元SIer業界・SESのエンジニアからみた日本の生産性の低さの原因
僕は新卒で小さなシステム開発の下請けを行う会社に入社して、7年目にフリーランスに転身して、15年目にフリーランスのエンジニアもやめ、個人で企画・開発・運営する個人開発者になったので、社会人としては、SIer業界やSES界隈のことしかわからないのだけど、SIer業界で働いていると、日本が先進国の中で最も生産性が低いのは当然だなと感じる事がよくあった。
最初にあげると、生産性を低くしている一番の原因は、自社で必要なシステムを自社で開発せずに、要件だけをまとめて、他社に丸投げしてしまうといことが慣例化してしまい、結果SIer(システム開発請負)という業界を生んでしまったことが一番の原因だと思う。生産性というのは、一人あたりにどれだけの売り上げを生みだしているのか、という尺度である。自社で必要なシステムを自社でエンジニアを集めて開発するのと他社に丸投げするのとでは、どちらが安くつくれるかは誰でもわかることだ。

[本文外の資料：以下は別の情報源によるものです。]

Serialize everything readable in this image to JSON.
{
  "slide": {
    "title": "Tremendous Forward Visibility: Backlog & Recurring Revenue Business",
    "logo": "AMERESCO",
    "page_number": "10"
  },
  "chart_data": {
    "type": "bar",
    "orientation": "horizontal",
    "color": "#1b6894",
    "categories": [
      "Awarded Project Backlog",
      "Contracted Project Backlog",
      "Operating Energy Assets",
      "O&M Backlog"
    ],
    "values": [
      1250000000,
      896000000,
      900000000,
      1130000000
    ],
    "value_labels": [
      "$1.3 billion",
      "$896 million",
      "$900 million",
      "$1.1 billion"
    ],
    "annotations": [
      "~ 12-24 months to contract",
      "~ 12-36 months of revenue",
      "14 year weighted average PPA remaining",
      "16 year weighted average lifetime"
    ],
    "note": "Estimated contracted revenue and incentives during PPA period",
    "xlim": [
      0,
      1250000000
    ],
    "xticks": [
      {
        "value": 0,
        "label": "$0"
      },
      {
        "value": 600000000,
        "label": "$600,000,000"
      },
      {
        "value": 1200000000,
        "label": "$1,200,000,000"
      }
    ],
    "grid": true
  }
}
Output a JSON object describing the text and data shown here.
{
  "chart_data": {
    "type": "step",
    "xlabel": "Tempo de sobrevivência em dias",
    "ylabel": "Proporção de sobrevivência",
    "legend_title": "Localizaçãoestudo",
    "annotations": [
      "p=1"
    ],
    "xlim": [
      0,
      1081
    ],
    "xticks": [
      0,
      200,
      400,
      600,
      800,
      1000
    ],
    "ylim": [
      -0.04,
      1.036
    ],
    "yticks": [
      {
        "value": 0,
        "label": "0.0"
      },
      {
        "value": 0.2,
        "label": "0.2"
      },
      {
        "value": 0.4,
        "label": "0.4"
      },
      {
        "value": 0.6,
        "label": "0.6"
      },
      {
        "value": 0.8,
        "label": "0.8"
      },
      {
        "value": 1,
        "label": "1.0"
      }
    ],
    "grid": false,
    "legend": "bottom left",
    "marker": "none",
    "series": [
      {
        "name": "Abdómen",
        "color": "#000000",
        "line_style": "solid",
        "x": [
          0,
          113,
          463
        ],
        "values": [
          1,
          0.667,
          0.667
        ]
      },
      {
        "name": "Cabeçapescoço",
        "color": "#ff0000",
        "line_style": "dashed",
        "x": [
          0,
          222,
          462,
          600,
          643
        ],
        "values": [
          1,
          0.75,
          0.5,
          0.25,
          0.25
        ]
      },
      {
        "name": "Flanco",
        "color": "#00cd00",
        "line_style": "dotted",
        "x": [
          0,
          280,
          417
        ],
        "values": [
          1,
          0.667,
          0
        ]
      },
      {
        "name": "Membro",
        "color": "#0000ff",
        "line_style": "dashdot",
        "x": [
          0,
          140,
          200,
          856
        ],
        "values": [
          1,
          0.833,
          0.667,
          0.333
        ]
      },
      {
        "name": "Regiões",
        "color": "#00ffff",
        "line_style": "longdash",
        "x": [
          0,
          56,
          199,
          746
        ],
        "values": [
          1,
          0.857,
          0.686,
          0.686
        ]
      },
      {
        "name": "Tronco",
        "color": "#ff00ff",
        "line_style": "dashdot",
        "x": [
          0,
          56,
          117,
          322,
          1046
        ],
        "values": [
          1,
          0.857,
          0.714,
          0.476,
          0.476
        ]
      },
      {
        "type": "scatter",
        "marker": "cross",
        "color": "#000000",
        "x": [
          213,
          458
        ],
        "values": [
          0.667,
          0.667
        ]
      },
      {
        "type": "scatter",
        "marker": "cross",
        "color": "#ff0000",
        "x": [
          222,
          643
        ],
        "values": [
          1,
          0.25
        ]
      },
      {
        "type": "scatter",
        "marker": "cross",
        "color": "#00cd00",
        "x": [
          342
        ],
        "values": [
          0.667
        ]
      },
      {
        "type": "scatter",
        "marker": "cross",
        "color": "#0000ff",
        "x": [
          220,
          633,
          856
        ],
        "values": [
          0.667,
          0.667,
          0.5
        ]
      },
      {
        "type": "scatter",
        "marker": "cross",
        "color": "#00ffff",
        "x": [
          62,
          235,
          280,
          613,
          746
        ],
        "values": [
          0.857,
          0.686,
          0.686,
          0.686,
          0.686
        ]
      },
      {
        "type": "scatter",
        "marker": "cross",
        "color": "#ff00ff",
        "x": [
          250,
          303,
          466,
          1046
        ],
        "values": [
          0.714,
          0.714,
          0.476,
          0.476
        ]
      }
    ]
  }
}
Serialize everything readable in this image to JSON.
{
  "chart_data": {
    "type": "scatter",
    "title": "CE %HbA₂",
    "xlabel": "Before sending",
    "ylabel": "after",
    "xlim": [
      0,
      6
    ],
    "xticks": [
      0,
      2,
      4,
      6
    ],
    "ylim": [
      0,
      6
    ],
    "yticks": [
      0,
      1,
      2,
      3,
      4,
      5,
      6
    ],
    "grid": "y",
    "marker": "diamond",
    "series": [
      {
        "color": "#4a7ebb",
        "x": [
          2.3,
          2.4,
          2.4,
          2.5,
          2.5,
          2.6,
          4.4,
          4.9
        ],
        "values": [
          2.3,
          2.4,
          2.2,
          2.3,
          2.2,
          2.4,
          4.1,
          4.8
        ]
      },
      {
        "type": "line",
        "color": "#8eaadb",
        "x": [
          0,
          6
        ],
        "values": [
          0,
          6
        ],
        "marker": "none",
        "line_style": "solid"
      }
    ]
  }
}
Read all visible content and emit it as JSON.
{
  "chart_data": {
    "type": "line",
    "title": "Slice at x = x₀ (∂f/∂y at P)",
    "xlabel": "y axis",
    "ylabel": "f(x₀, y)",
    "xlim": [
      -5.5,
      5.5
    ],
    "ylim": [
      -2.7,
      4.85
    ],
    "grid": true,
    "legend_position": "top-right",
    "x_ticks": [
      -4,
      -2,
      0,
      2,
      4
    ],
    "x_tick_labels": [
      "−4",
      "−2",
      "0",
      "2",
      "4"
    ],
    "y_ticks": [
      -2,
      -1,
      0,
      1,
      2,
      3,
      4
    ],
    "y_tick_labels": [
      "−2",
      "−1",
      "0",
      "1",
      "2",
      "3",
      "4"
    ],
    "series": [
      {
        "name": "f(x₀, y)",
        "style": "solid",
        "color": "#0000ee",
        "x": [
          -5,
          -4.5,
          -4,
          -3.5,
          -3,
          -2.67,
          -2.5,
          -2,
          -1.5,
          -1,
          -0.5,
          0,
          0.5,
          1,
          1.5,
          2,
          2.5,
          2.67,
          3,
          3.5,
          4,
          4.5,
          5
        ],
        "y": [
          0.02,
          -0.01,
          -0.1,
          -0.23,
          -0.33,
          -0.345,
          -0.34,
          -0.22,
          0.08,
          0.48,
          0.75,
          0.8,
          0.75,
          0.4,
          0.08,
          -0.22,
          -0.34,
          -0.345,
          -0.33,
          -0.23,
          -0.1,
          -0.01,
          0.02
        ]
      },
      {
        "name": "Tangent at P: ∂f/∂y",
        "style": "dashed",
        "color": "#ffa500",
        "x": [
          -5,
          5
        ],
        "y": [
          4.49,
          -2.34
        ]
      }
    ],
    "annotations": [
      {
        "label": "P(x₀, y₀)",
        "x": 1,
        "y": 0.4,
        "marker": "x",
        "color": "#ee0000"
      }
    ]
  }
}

生産性を下げている原因は他にもある。システムを使う運用部門が主体となって開発が進むこともそのひとつである。これがなぜ生産性の低さの原因なのかというと、運用部門が主体で開発をしてしまうとシステムのコストパフォーマンスがないがしろにされてしまうからだ。運用部門は開発について詳しくない。そんな運用部門が、ただ自分の業務にあわせて、要件をあげて、その要件をもとに開発を進めてしまうと、例えそれが、どんなに開発に時間がかかることでも開発する側は実装しなくてはならない。そして時間をかけて実装したは良いけど、実はその機能はごくたまにしか使われないもので、他に代替できる手段があるにも関わらず、運用が要件として挙げたばっかりに、時間をかけて実装したにも関わらず、たいして業務時間の短縮になっていないというようなことが起こってしまう。これは聞いた話だけど、アメリカではそもそもSIerという業界が存在しないらしい。エンジニアは開発専門の会社に所属するのではなく、事業会社の開発部門に所属するというのが普通らしい。また、システムを運用する側も、アメリカでは、ある日急に、これまで業務で使っていたシステムが入れ替わって全然別のシステムで業務をすることになったということがよくあるそうだ。運用側もそれが当たり前のことだと認識していて、システムを使うも使わないも自由で、使わなければ仕事が遅くなり本人が困るだけという考えらしい。そして大抵は、最初は慣れないながらも徐々に使いこなすようになってのだそうだ。これはアメリカでは運用が要件をあげて、開発が進んでいくのではなく、開発部門が主体となって開発していくということだ。
最後に、SIerや開発請負専門の会社に所属するエンジニアのビジネス意識も重要だと思う。僕は会社員やめてフリーランスになったときに、収入は倍近くになった。働いている時間は会社員時代とほとんど変わらないし、スキルもそんなにかわらないのにだ。これは単純に僕ひとりの生産性でいうと倍近くにあがったということだ。フリーランス時代にいろんな開発現場を渡り歩いたけど、私よりスキルが高くて仕事できる人なんて大勢いた。だけど、僕は、その人たちを見て、いつも「たぶん、会社員やってるので僕より収入低いんだろうな」って内心思ってた。多くのエンジニアは生産性をあげろと言われたとき、スキルアップすることが第一だと考えている気がする。僕からすれば、それよりもまずは、SIer業界やSESはただ単に自分が所属している会社にマージンを中抜きされているだけだということに気付くことが重要だと思う。